We are building NeonGoby, a system for effectively detecting errors in alias analysis implementations, improving their correctness and hopefully vastly widening their adoption. We explicitly designed NeonGoby to be agnostic to the alias analysis it checks: the only requirement is a standard MayAlias(p, q) interface that returns true if p and q may alias and false otherwise. This minimum requirement ensures maximum applicability and ease of use. To check an alias analysis with NeonGoby, a user additionally chooses a test program and workload at her will. For instance, she can choose a large program such as Apache and MySQL and a stressful workload that together exercise many diverse program constructs, such as the corner cases listed in the previous paragraph. This flexibility enables NeonGoby to catch alias analysis bugs that manifest on real-world programs and workloads.
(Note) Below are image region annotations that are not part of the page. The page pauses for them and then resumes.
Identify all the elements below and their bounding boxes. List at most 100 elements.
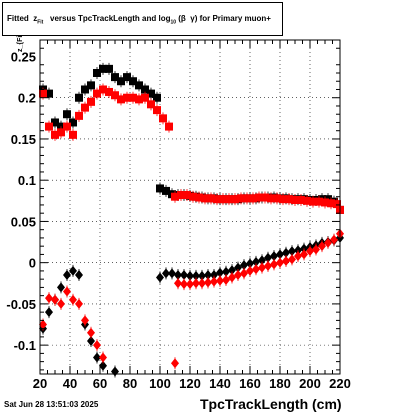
- x-tick-label: 140: [209, 376, 231, 391]
- y-axis-title-text: z_{Fit}: [17, 30, 24, 52]
- data-point: [222, 274, 230, 285]
- data-point: [156, 184, 164, 193]
- axis-ticks: [39, 40, 341, 374]
- data-point: [246, 258, 254, 269]
- data-point: [75, 111, 83, 120]
- data-point: [255, 193, 263, 202]
- y-tick-label: -0.05: [6, 297, 36, 312]
- data-point: [240, 268, 248, 279]
- data-point: [141, 85, 149, 94]
- data-point: [75, 270, 83, 281]
- data-point: [288, 254, 296, 265]
- data-point: [186, 279, 194, 290]
- data-point: [57, 282, 65, 293]
- data-point: [237, 194, 245, 203]
- data-point: [153, 106, 161, 115]
- x-tick-label: 40: [63, 376, 77, 391]
- data-point: [252, 256, 260, 267]
- data-point: [270, 259, 278, 270]
- data-point: [300, 249, 308, 260]
- data-point: [243, 194, 251, 203]
- data-point: [303, 196, 311, 205]
- data-point: [174, 278, 182, 289]
- data-point: [171, 358, 179, 369]
- series-3: [39, 227, 344, 370]
- data-point: [87, 81, 95, 90]
- data-point: [201, 194, 209, 203]
- data-point: [51, 294, 59, 305]
- data-point: [135, 95, 143, 104]
- data-point: [330, 234, 338, 245]
- data-point: [69, 294, 77, 305]
- data-point: [318, 241, 326, 252]
- data-point: [57, 298, 65, 309]
- data-point: [93, 352, 101, 363]
- data-point: [228, 272, 236, 283]
- data-point: [105, 87, 113, 96]
- data-point: [111, 73, 119, 82]
- data-point: [249, 194, 257, 203]
- data-point: [159, 114, 167, 123]
- data-point: [99, 64, 107, 73]
- data-point: [129, 93, 137, 102]
- data-point: [186, 270, 194, 281]
- data-point: [327, 199, 335, 208]
- x-tick-label: 80: [123, 376, 137, 391]
- data-point: [81, 85, 89, 94]
- x-tick-label: 200: [299, 376, 321, 391]
- data-point: [267, 194, 275, 203]
- data-point: [222, 266, 230, 277]
- data-point: [45, 122, 53, 131]
- x-tick-label: 220: [329, 376, 351, 391]
- data-point: [312, 244, 320, 255]
- data-point: [147, 100, 155, 109]
- data-point: [129, 77, 137, 86]
- data-point: [234, 262, 242, 273]
- data-point: [279, 195, 287, 204]
- data-point: [183, 191, 191, 200]
- data-point: [63, 110, 71, 119]
- y-tick-label: 0.2: [18, 91, 36, 106]
- data-point: [99, 85, 107, 94]
- data-point: [93, 89, 101, 98]
- data-point: [63, 270, 71, 281]
- data-point: [321, 198, 329, 207]
- data-point: [189, 192, 197, 201]
- data-point: [75, 298, 83, 309]
- data-point: [81, 315, 89, 326]
- x-axis-title: TpcTrackLength (cm): [200, 396, 342, 412]
- data-point: [51, 118, 59, 127]
- title-sub-fit: Fit: [37, 19, 44, 26]
- y-axis-title: z_{Fit}: [17, 30, 24, 52]
- data-point: [225, 195, 233, 204]
- data-point: [81, 103, 89, 112]
- data-point: [111, 91, 119, 100]
- data-point: [198, 270, 206, 281]
- data-point: [51, 130, 59, 139]
- data-point: [294, 251, 302, 262]
- data-point: [165, 122, 173, 131]
- timestamp: Sat Jun 28 13:51:03 2025: [4, 400, 99, 409]
- data-point: [198, 278, 206, 289]
- data-point: [228, 265, 236, 276]
- data-point: [57, 128, 65, 137]
- y-tick-label: 0: [29, 256, 36, 271]
- data-point: [219, 195, 227, 204]
- data-point: [174, 270, 182, 281]
- chart-title: Fitted zFit versus TpcTrackLength and lo…: [7, 14, 271, 26]
- title-part-1: Fitted z: [7, 14, 38, 23]
- data-point: [234, 270, 242, 281]
- data-point: [264, 260, 272, 271]
- data-point: [45, 293, 53, 304]
- y-top-tick-label: 0.25: [11, 49, 36, 64]
- data-series: [39, 62, 344, 378]
- data-point: [261, 193, 269, 202]
- data-point: [39, 89, 47, 98]
- data-point: [306, 246, 314, 257]
- data-point: [231, 195, 239, 204]
- data-point: [210, 270, 218, 281]
- data-point: [273, 194, 281, 203]
- data-point: [123, 73, 131, 82]
- data-point: [264, 252, 272, 263]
We currently implemented NeonGoby within the LLVM compiler, and checked three popular LLVM alias analyses, including (1) basicaa, LLVM's default alias analysis; (2) anders-aa, LLVM's implementation of an inter-procedural Andersen's algorithm; (3) and ds-aa, a context-sensitive, field-sensitive algorithm with full heap cloning. To check these analyses, we selected two real-world programs MySQL and Apache and the workloads their developers use. NeonGoby found 29 bugs in anders-aa and ds-aa, including 24 previously unknown bugs, with only 2 false positives and reasonable performance overhead. We have reported five bugs to ds-aa developers, 4 of which have been patched.